In the 1990s when crack cocaine use—and the attendant violence perpetrated by rival dealers—skyrocketed in Pittsburgh’s Black communities, the official government response was new laws, more police and longer jail sentences for possession of crack than powder.
Similarly, heroin use in the Black community was always a law enforcement problem. Now that opioid use has exploded throughout the nation’s White population, it is a public health problem.
Though that change in attitude was largely glossed over during the recent two-day “The Face of the person with an Addiction” symposium at Duquesne University (Oct. 26-27), sponsored by the School of Nursing, it was not unnoticed.
“I agree,” said Dr.
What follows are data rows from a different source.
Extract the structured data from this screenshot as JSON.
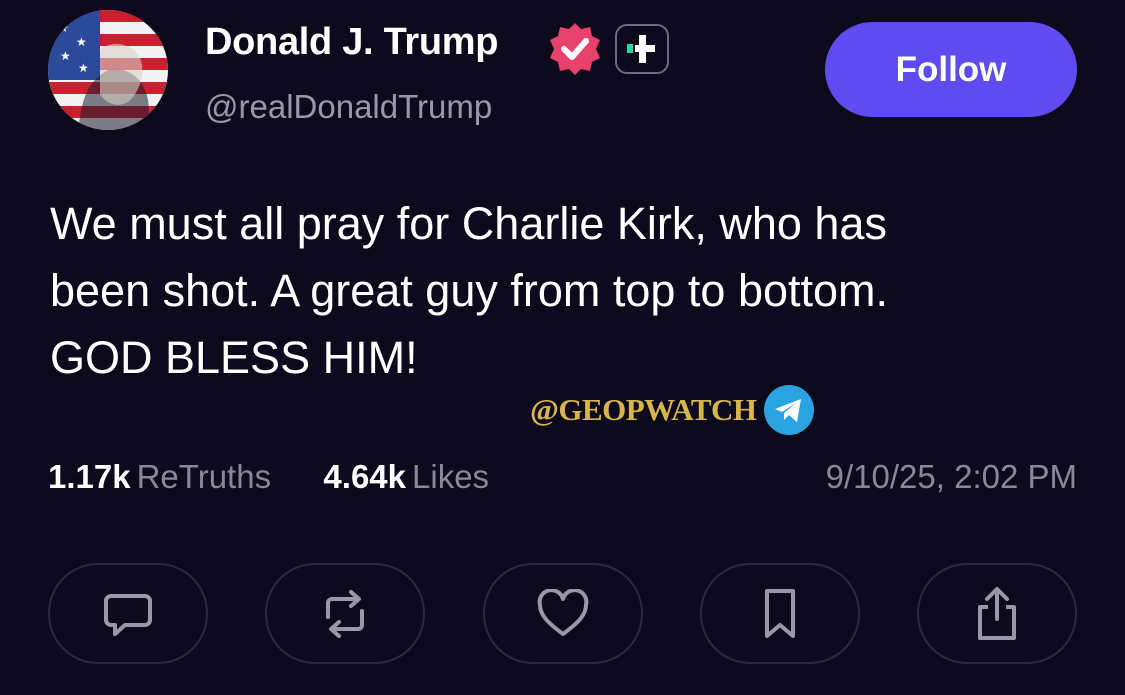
{
  "post": {
    "author": {
      "display_name": "Donald J. Trump",
      "handle": "@realDonaldTrump",
      "verified_icon": "verified-badge-icon",
      "badge_icon": "plus-badge-icon"
    },
    "follow_label": "Follow",
    "text_lines": [
      "We must all pray for Charlie Kirk, who has",
      "been shot. A great guy from top to bottom.",
      "GOD BLESS HIM!"
    ],
    "watermark": {
      "text": "@GEOPWATCH",
      "icon": "telegram-icon"
    },
    "stats": {
      "retruths_count": "1.17k",
      "retruths_label": "ReTruths",
      "likes_count": "4.64k",
      "likes_label": "Likes"
    },
    "timestamp": "9/10/25, 2:02 PM"
  },
  "actions": [
    {
      "name": "reply",
      "icon": "comment-icon"
    },
    {
      "name": "retruth",
      "icon": "repost-icon"
    },
    {
      "name": "like",
      "icon": "heart-icon"
    },
    {
      "name": "bookmark",
      "icon": "bookmark-icon"
    },
    {
      "name": "share",
      "icon": "share-icon"
    }
  ],
  "colors": {
    "background": "#0c0a1c",
    "follow_button": "#5f4bf0",
    "verified_badge": "#e8416b",
    "muted_text": "#8a8898",
    "watermark_text": "#d7b54a",
    "telegram_blue": "#2aa3e0"
  }
}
Karen Hacker, director of the Allegheny County Health Department. “I was around during the crack epidemic, I did long-term studies on the children of addicted mothers—and no, it did not get the same health focus.
“That being said, there were nowhere near the numbers of deaths we are seeing now—there’s no denying this is an epidemic. And while the increase in addiction has been driven largely by White males, we are now, in the last two years, seeing an uptick in Black and Hispanic populations.”
Dr. Hacker opened the seminar with a presentation on the extent of the opioid epidemic in Allegheny County, with state and national data. Perhaps the most telling statistics she provided concerned overdose fatalities—they have tripled in Allegheny County over the last few years from an average of just over 200 to 650 in 2016, and statewide overdose fatalities now outpace automobile accidents as the number one cause of death.